In the old non-hearing days, I would nod my head in agreement and understanding and people were mostly unaware that I had no idea what they said. Now that I actually hear what people are saying, what they are saying is mostly something that can be ignored. I still nod my head, however I now have the added burden of knowing what the babble is all about. It is harder for me to act interested now. Also, when I interrupt, I have to try to find an appropriate interruption spot. Before, I could interrupt just because they stopped to take a breath.

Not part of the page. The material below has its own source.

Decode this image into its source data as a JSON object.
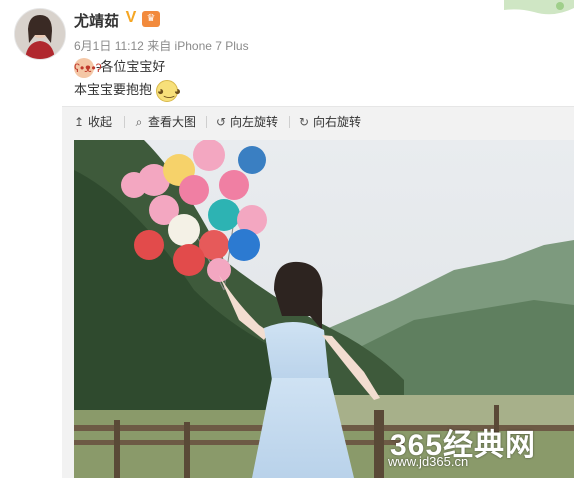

I teach this communication stuff in my Successful Customer Relations presentation. Carrying on a full conversation when you actually are listening and attempting to understand is hard work. The speaker has to make sure to use the appropriate verbal and nonverbal cues to ensure the message is properly encoded. The listener has to be adept at decoding these cues and provide appropriate feedback to ensure that the message is accurately understood. I teach that external and internal noise (the persons thinking process) interfere with good communication.
Now that I can actually hear the words, these noise effects are magnified. This places a greater need for me to minimize the barriers that are under my control. Since I am an inherently lazy person, this is a nuisance.
Another thing that I now know is that, to me, I really am the most interesting conversationalist I know. Yes, it’s true.